Perchè non possiamo definirci una nazione bigotta
Alla fine, forse tutto il male non viene per nuocere. Il polverone della Guerra delle Sottane ha mostrato, se mai ce ne fosse bisogno, che gli italiani sono molto meno bigotti di quanto ci consideriamo noi stessi e di quanto ci considerino all’estero, dove molto spesso si fa la semplice sommatoria di cattolicesimo + Papa in casa = bigottismo alle stelle.
Mesi fa, un ministro inglese fu costretto a dimettersi per avere inserito nella nota spese il noleggio di due film pornografici. Presumibilmente, vista l’esigua somma, se nella nota spese avesse inserito il noleggio di un’ora di pedalò in riva al mare, non sarebbe successo niente.
In America, screditare un avversario politico andando a frugare tra amanti e guai familiari è all’ordine del giorno. Una ruse de guerre perfettamente ammessa e che puntualmente colpisce nel segno.
In Italia, il Premier che viene accusato di frequentare minorenni o di pagare signorine compiacenti non solo non si dimette, ma guadagna in popolarità.
Gli italiani sono un popolo di peccatori: uno studio del 2007 rivelò come circa 9 milioni di italiani sono “clienti” delle prostitute. Stimando la popolazione italiana in 60 milioni, la metà dei quali donne, a spanne risulta che un italiano maschio su tre, per farla breve , va a puttane. Difficilmente le percentuali saranno molto diverse in altre nazioni, ma in Italia, a quanto pare, non pretendiamo che chi ci rappresenta debba essere immune dai vizi che noi stessi abbiamo.

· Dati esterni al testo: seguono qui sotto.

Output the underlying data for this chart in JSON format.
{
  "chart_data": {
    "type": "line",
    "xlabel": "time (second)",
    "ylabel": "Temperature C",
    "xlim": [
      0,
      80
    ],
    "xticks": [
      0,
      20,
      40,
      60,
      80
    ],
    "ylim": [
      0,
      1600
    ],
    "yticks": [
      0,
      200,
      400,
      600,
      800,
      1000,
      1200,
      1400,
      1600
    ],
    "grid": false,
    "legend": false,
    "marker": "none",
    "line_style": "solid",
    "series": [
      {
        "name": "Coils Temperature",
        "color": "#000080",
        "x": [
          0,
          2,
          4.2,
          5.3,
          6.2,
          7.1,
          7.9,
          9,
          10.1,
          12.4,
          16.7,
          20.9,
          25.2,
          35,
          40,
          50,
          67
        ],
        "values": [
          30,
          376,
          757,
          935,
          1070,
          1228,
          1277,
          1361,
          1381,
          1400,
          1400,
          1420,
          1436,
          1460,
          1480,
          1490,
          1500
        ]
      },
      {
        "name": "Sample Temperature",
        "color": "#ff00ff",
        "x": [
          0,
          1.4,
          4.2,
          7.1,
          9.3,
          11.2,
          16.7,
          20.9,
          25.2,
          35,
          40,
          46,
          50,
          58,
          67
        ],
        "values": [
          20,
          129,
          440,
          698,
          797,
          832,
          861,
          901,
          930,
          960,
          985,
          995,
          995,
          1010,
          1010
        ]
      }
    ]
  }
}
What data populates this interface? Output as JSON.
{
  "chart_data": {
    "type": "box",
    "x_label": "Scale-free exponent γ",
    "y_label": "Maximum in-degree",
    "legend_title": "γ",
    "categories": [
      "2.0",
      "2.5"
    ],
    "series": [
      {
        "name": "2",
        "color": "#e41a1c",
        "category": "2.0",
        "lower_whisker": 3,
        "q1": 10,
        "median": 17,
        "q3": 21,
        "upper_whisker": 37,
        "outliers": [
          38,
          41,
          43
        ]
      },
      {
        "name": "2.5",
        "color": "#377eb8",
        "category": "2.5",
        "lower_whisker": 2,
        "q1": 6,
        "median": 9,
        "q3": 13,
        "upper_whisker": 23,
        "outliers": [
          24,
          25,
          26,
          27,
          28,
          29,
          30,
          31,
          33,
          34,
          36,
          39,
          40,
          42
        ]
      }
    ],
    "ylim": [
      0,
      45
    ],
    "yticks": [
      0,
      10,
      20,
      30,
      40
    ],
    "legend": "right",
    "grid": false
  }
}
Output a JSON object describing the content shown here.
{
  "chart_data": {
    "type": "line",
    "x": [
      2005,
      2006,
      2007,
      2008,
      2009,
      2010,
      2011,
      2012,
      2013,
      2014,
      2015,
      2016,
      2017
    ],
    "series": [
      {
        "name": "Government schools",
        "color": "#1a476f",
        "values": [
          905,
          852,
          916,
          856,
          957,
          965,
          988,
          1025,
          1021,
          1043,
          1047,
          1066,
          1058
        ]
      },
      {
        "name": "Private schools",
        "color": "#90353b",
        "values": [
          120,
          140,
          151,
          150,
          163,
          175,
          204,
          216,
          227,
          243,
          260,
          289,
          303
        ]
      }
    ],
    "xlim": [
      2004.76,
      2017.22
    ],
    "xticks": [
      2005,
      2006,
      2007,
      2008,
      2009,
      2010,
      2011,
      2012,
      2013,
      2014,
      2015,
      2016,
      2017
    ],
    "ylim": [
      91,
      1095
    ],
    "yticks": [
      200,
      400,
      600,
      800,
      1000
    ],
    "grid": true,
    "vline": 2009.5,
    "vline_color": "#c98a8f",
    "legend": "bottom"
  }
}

Lo stesso accadde col Sircana-gate, quando l’allora portavoce di Prodi fu nominato a portavoce unico del Governo dopo essere stato pizzicato a chiedere informazioni ad un transessuale con minigonna vertiginosa.
Tutto sommato, è una bella dimostrazione che, a differenza di tanti altri popoli, gli italiani non sono degli ipocriti.